By the 1930s and 1940s the term ‘popular art’ seemed a more realistic term. The designer Enid Marx identified a vernacular tradition that had survived the industrial revolution and, in fact, had drawn inspiration from it. For her, popular art was ‘hard to define though easy enough to recognise when seen’. It encompassed samplers, Staffordshire flatbacks, lustre wares, ship’s figureheads, fairground decorations, farm wagons, sign writing, gypsy caravans, bargees’ art, horse brasses, tinsel pictures and other examples of printing such as broadsheets and chapbooks, patchwork and quilting — all relatively tasteful and eminently collectable.

Marx identified a marked decline in the surviving manifestations of popular art by the end of the second world war: ‘The “innocent eye” is disappearing,’ she declared. But the artist Barbara Jones was more forgiving towards the cruder, brasher examples of the genre. In her show Black Eyes and Lemonade, organised for the Festival of Britain in 1951, she included contemporary objects that Marx would have found impossibly vulgar — a fireplace tiled in the form of an Airedale dog and the famous ‘Talking Lemon’ used to advertise Idris lemon squash.

What constituted a people’s art was, and is, highly relative. By the late 1950s the Independent Group, meeting regularly at the ICA, had identified another vernacular that was rooted in American consumer culture and was completely at odds with the insular vision of Enid Marx and Barbara Jones. But, in general, the focus shifted towards working-class art, taking in trades union banners and creative activity directly linked to the industrial workplace. In 1994 Emmanuel Cooper’s exhaustive The People’s Art offered this kind of politicised version of folk art, in which social inclusion was of more importance than Enid Marx’s formalist ‘forthrightness, gaiety and delight in bright colours’.

And now we have Folk Archive — a touring exhibition of videos, photographs, paintings, drawings and objects put together by two artists, Alan Kane and Turner Prize-winner Jeremy Deller. It reflects the concerns of many contemporary artists, being strongly documentary and ethnographic in spirit. Performance is given as much emphasis as collectable objects. Good taste and formalist aesthetics are set aside even if Enid Marx’s ‘forthrightness’ is echoed by Deller’s and Kane’s search for work which is ‘direct’.

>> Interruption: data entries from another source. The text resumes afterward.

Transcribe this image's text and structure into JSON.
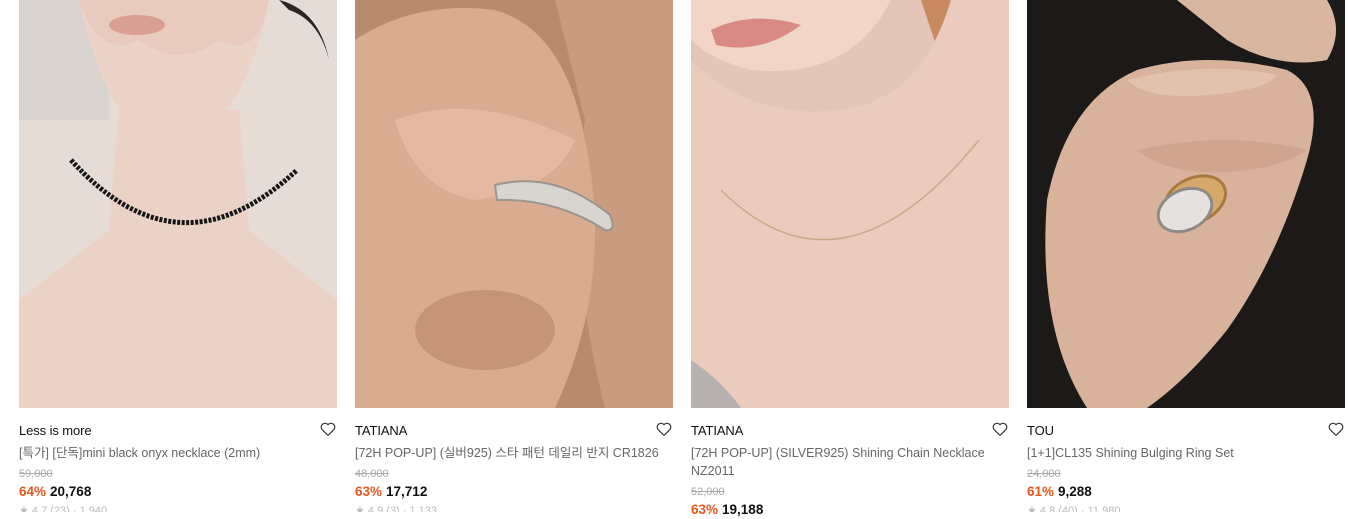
{
  "products": [
    {
      "brand": "Less is more",
      "name": "[특가] [단독]mini black onyx necklace (2mm)",
      "original_price": "59,000",
      "discount": "64%",
      "price": "20,768",
      "meta": "★ 4.7 (23) · 1,940"
    },
    {
      "brand": "TATIANA",
      "name": "[72H POP-UP] (실버925) 스타 패턴 데일리 반지 CR1826",
      "original_price": "48,000",
      "discount": "63%",
      "price": "17,712",
      "meta": "★ 4.9 (3) · 1,133"
    },
    {
      "brand": "TATIANA",
      "name": "[72H POP-UP] (SILVER925) Shining Chain Necklace NZ2011",
      "original_price": "52,000",
      "discount": "63%",
      "price": "19,188",
      "meta": ""
    },
    {
      "brand": "TOU",
      "name": "[1+1]CL135 Shining Bulging Ring Set",
      "original_price": "24,000",
      "discount": "61%",
      "price": "9,288",
      "meta": "★ 4.8 (40) · 11,980"
    }
  ],
  "colors": {
    "discount": "#e8561e",
    "original_price": "#aaaaaa"
  }
}
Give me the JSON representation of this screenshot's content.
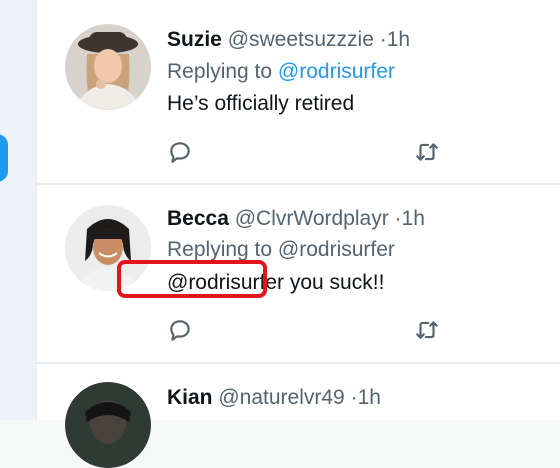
{
  "tweets": [
    {
      "name": "Suzie",
      "handle": "@sweetsuzzzie",
      "separator": "·",
      "time": "1h",
      "replying_prefix": "Replying to",
      "replying_to": "@rodrisurfer",
      "text": "He’s officially retired"
    },
    {
      "name": "Becca",
      "handle": "@ClvrWordplayr",
      "separator": "·",
      "time": "1h",
      "replying_prefix": "Replying to",
      "replying_to": "@rodrisurfer",
      "mention": "@rodrisurfer",
      "text": "you suck!!"
    },
    {
      "name": "Kian",
      "handle": "@naturelvr49",
      "separator": "·",
      "time": "1h"
    }
  ],
  "icons": {
    "reply": "reply-icon",
    "retweet": "retweet-icon"
  },
  "colors": {
    "link": "#1d9bf0",
    "highlight": "#e3151a",
    "secondary_text": "#536471",
    "primary_text": "#0f1419"
  }
}
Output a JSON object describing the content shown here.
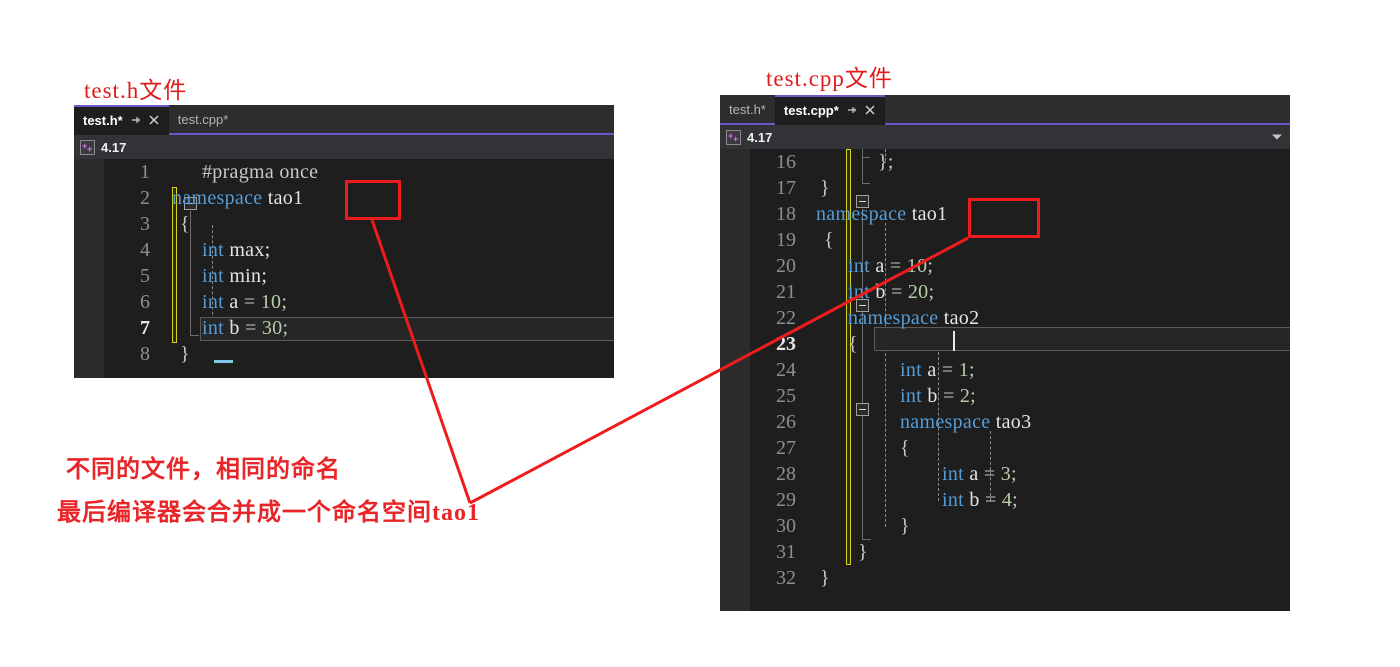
{
  "captions": {
    "left": "test.h文件",
    "right": "test.cpp文件"
  },
  "notes": {
    "line1": "不同的文件，相同的命名",
    "line2": "最后编译器会合并成一个命名空间tao1"
  },
  "colors": {
    "annotation_red": "#ee1c1c",
    "note_red": "#e8262a",
    "tab_underline_purple": "#6f55c6",
    "editor_bg": "#1e1e1e",
    "keyword_blue": "#569cd6",
    "number_green": "#b5cea8",
    "changebar_yellow": "#d7d21a"
  },
  "left_editor": {
    "tabs": [
      {
        "label": "test.h*",
        "active": true,
        "pin_icon": "pin-icon",
        "close_icon": "close-icon"
      },
      {
        "label": "test.cpp*",
        "active": false
      }
    ],
    "navbar": {
      "icon": "cpp-file-icon",
      "text": "4.17",
      "caret": "chevron-down-icon"
    },
    "lines": [
      {
        "no": "1",
        "text": "#pragma once"
      },
      {
        "no": "2",
        "text": "namespace tao1"
      },
      {
        "no": "3",
        "text": "{"
      },
      {
        "no": "4",
        "text": "int max;"
      },
      {
        "no": "5",
        "text": "int min;"
      },
      {
        "no": "6",
        "text": "int a = 10;"
      },
      {
        "no": "7",
        "text": "int b = 30;"
      },
      {
        "no": "8",
        "text": "}"
      }
    ],
    "current_line": "7",
    "highlight_token": "tao1"
  },
  "right_editor": {
    "tabs": [
      {
        "label": "test.h*",
        "active": false
      },
      {
        "label": "test.cpp*",
        "active": true,
        "pin_icon": "pin-icon",
        "close_icon": "close-icon"
      }
    ],
    "navbar": {
      "icon": "cpp-file-icon",
      "text": "4.17",
      "caret": "chevron-down-icon"
    },
    "lines": [
      {
        "no": "16",
        "text": "};"
      },
      {
        "no": "17",
        "text": "}"
      },
      {
        "no": "18",
        "text": "namespace tao1"
      },
      {
        "no": "19",
        "text": "{"
      },
      {
        "no": "20",
        "text": "int a = 10;"
      },
      {
        "no": "21",
        "text": "int b = 20;"
      },
      {
        "no": "22",
        "text": "namespace tao2"
      },
      {
        "no": "23",
        "text": "{"
      },
      {
        "no": "24",
        "text": "int a = 1;"
      },
      {
        "no": "25",
        "text": "int b = 2;"
      },
      {
        "no": "26",
        "text": "namespace tao3"
      },
      {
        "no": "27",
        "text": "{"
      },
      {
        "no": "28",
        "text": "int a = 3;"
      },
      {
        "no": "29",
        "text": "int b = 4;"
      },
      {
        "no": "30",
        "text": "}"
      },
      {
        "no": "31",
        "text": "}"
      },
      {
        "no": "32",
        "text": "}"
      }
    ],
    "current_line": "23",
    "highlight_token": "tao1"
  },
  "code_tokens": {
    "pragma": "#pragma once",
    "namespace": "namespace",
    "tao1": "tao1",
    "tao2": "tao2",
    "tao3": "tao3",
    "int": "int",
    "brace_open": "{",
    "brace_close": "}",
    "brace_close_semi": "};",
    "max_decl": "max;",
    "min_decl": "min;",
    "a": "a",
    "b": "b",
    "eq": "=",
    "semi": ";",
    "n10": "10",
    "n20": "20",
    "n30": "30",
    "n1": "1",
    "n2": "2",
    "n3": "3",
    "n4": "4"
  }
}
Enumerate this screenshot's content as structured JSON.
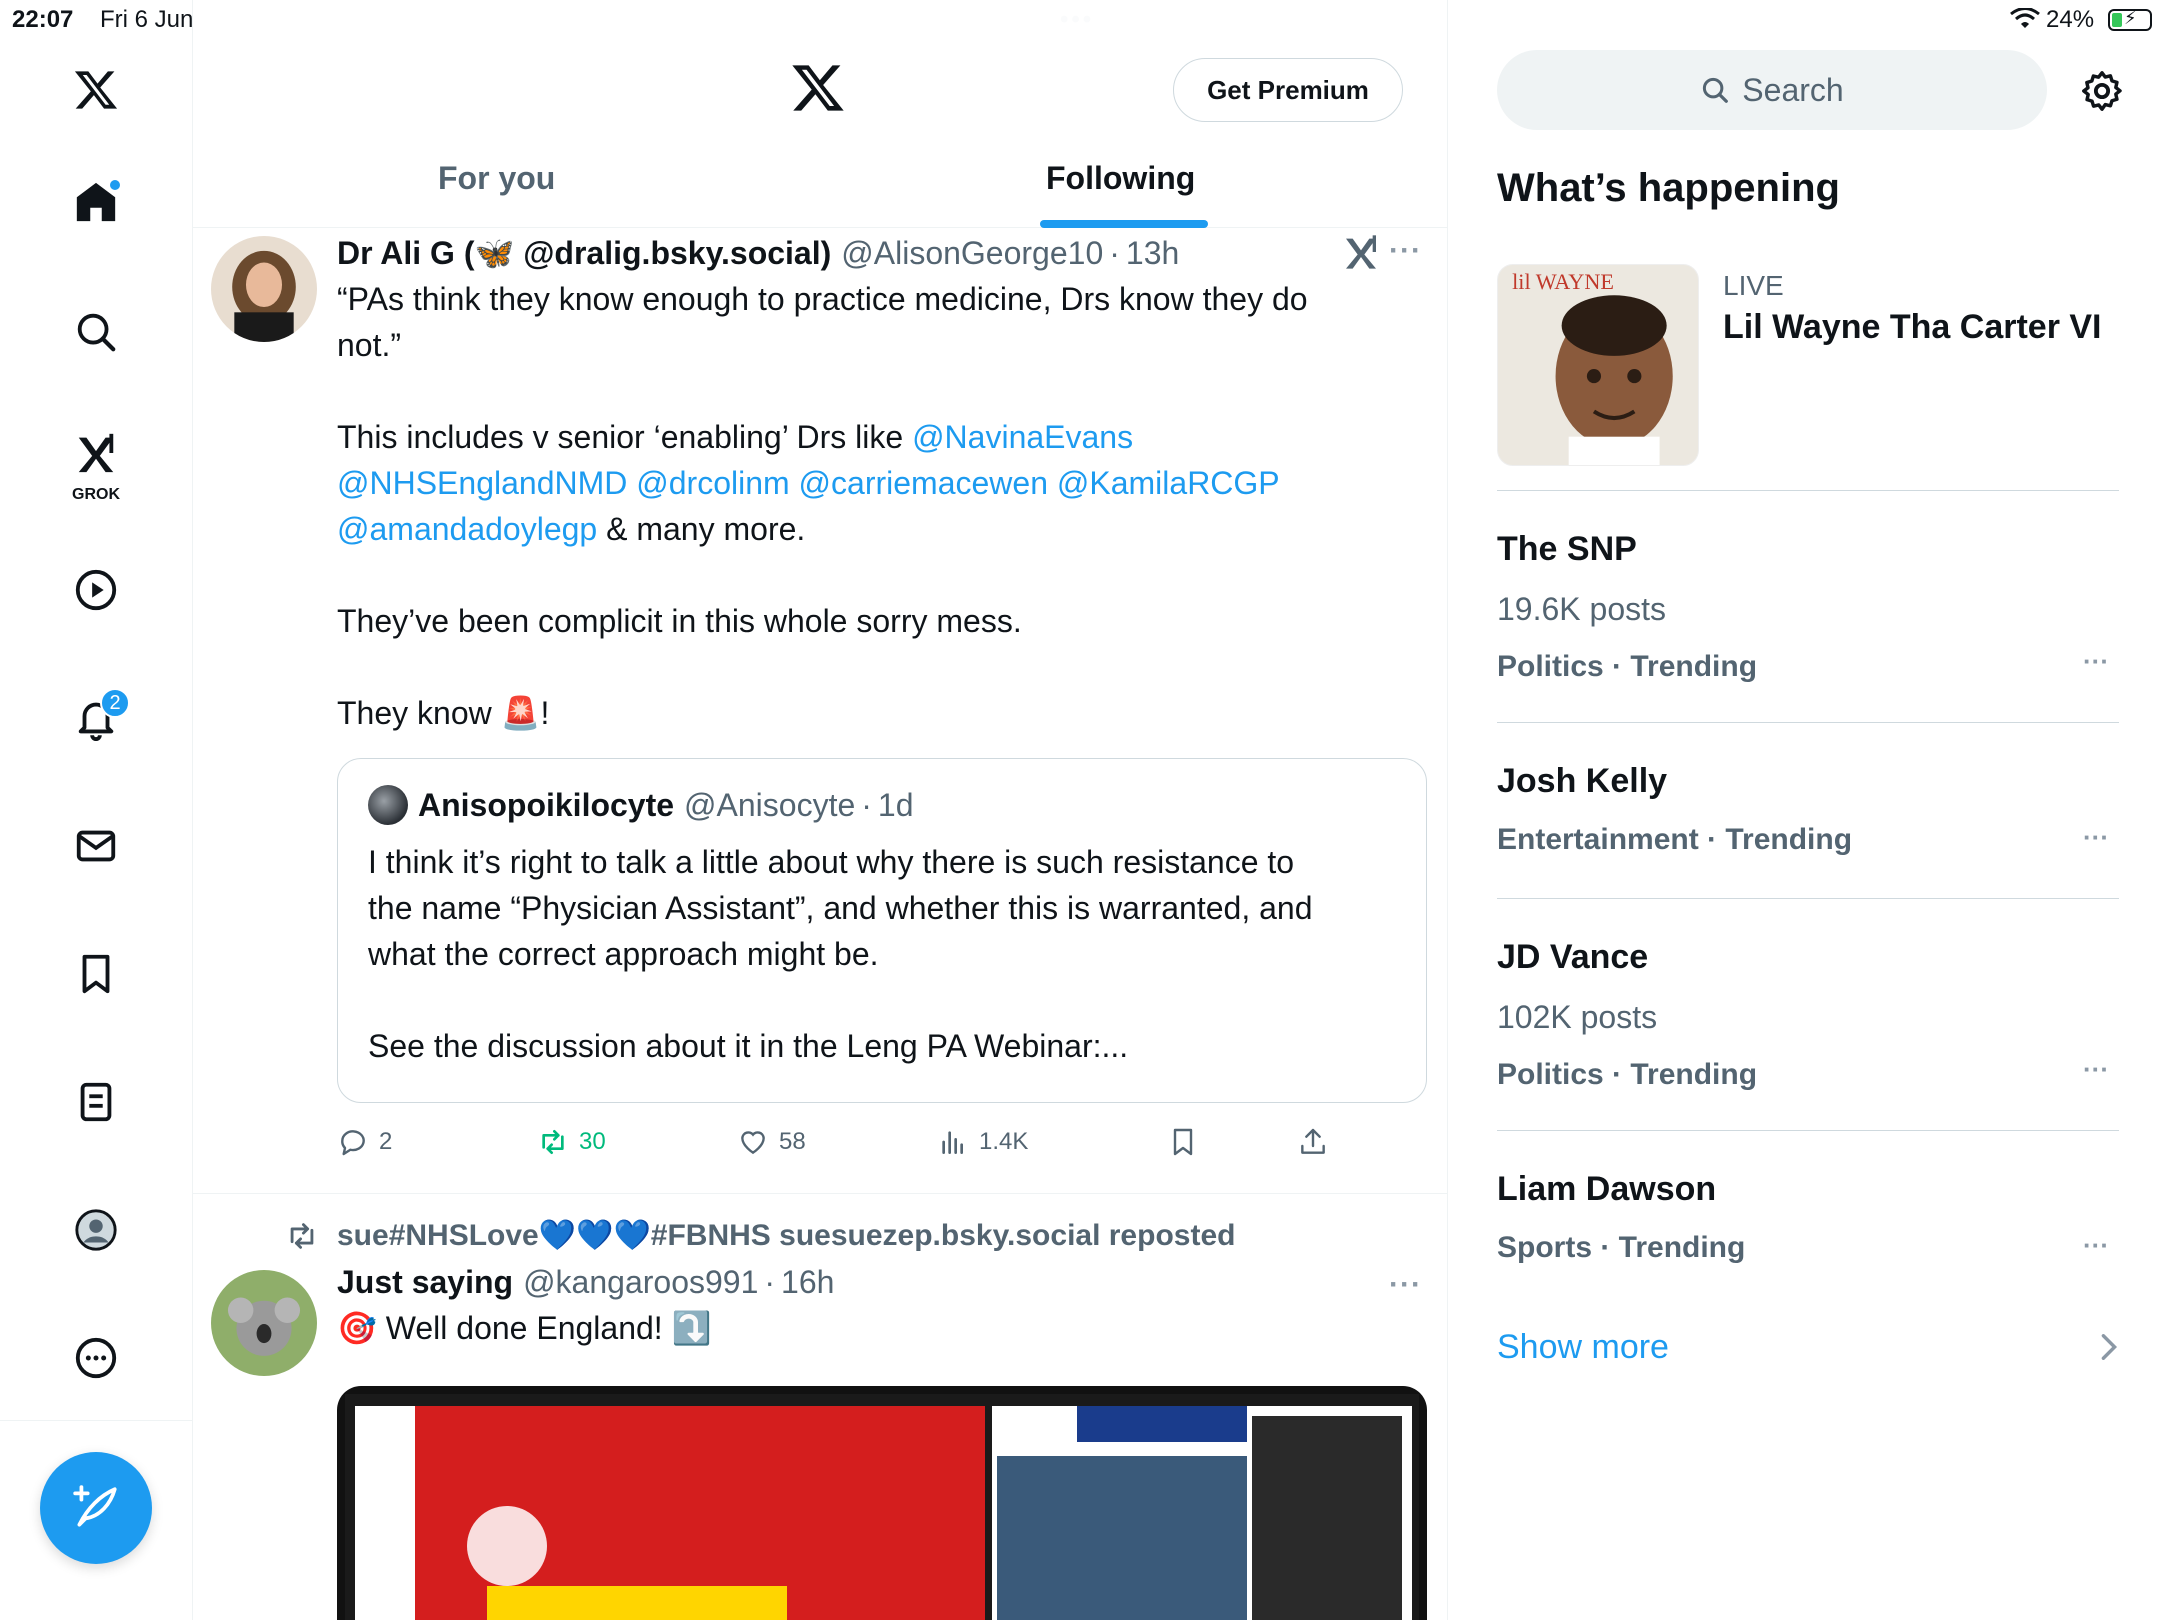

There is no attempt to track an ‘authentic’ folk culture (though plenty of traditional rural festivals such as the Egremont Crab Fair in Cumbria are covered). Nonetheless a powerful series of voices comes through. There is much that is poignant about this show, and familiar, too. What is crucial is that the cake decorations, roughly painted snack-bar signs, prostitutes’ phone cards, personalised crash helmets, crop circles, Stop the War posters all announce their homemade sta tus. I think that much of this loud, humorous and crudely made material would have been beneath the notice of early aficionados of popular art. But the Folk Archive stands for something important — creativity outside an increasingly packaged and regulated culture industry. It is something, as Enid Marx observed, that is hard to define though easy enough to recognise when seen.